Craft for a Dry Lake - a Memoir by Kim Mahood. From Kobo:

Quote:
Winner of the NSW Premier's Literary Awards Douglas Stewart Prize for Non-fiction,The Age Book of the Year Award for Non-fiction, The Dobbie Prize for Best First Book.

A lyrical memoir from a first-time author that has won critical acclaim Australia-wide. In the tradition of Drusilla Modjeska's Poppy, Mahood offers an intense and sensitive exploration of identity, familial ties and black/white relations in Australia.

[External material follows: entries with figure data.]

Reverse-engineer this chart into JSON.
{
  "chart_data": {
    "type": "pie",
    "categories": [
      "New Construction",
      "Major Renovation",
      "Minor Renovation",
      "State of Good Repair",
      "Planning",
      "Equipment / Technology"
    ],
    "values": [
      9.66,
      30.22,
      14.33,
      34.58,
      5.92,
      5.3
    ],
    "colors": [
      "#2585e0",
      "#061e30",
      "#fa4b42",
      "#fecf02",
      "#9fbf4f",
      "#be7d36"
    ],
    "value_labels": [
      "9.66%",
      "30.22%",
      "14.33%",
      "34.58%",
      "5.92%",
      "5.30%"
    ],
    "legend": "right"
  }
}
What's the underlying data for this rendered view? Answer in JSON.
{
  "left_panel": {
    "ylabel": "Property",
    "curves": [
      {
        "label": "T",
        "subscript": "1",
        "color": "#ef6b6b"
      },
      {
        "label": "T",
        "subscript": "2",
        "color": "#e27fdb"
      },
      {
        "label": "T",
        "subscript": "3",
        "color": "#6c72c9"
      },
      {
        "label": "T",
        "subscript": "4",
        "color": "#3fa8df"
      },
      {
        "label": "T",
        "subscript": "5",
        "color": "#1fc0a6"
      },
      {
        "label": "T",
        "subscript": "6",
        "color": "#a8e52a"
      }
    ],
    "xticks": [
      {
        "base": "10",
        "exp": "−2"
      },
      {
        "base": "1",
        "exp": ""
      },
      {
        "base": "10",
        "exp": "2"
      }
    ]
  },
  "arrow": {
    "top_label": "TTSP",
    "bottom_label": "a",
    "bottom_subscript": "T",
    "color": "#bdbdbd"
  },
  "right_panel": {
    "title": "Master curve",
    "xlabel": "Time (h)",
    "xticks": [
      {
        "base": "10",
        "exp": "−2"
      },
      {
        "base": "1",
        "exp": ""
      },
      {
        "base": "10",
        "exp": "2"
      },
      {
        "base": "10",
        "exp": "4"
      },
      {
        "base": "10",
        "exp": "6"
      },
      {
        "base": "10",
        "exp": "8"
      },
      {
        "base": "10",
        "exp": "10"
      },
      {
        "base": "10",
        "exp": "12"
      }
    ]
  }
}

Craft For A Dry Lake is a memoir that will touch the hearts and souls of every Australian. In Craft For A Dry Lake Kim Mahood takes us on a lyrical journey to her heartland - travelling with her beloved cattle dog back into the Outback of her youth, seeking to lay to rest her father's ghost but finding herself faced with many of her own.
The Bookseller of Kabul by Åsne Seierstad. From Kobo:

Quote:
Two weeks after September 11th, award-winning journalist Åsne Seierstad went to Afghanistan to report on the conflict there. In the following spring she returned to live with an Afghan family for several months. For more than twenty years Sultan Khan defied the authorities - be they communist or Taliban - to supply books to the people of Kabul. He was arrested, interrogated and imprisoned by the communists and watched illiterate Taliban soldiers burn piles of his books in the street. He even resorted to hiding most of his stock in attics all over Kabul. But while Khan is passionate in his love of books and hatred of censorship, he is also a committed Muslim with strict views on family life. As an outsider, Seierstad is able to move between the private world of the women - including Khan's two wives - and the more public lives of the men. And so we learn of proposals and marriages, suppression and abuse of power, crime and punishment. The result is a gripping and moving portrait of a family, and a clear-eyed assessment of a country struggling to free itself from history.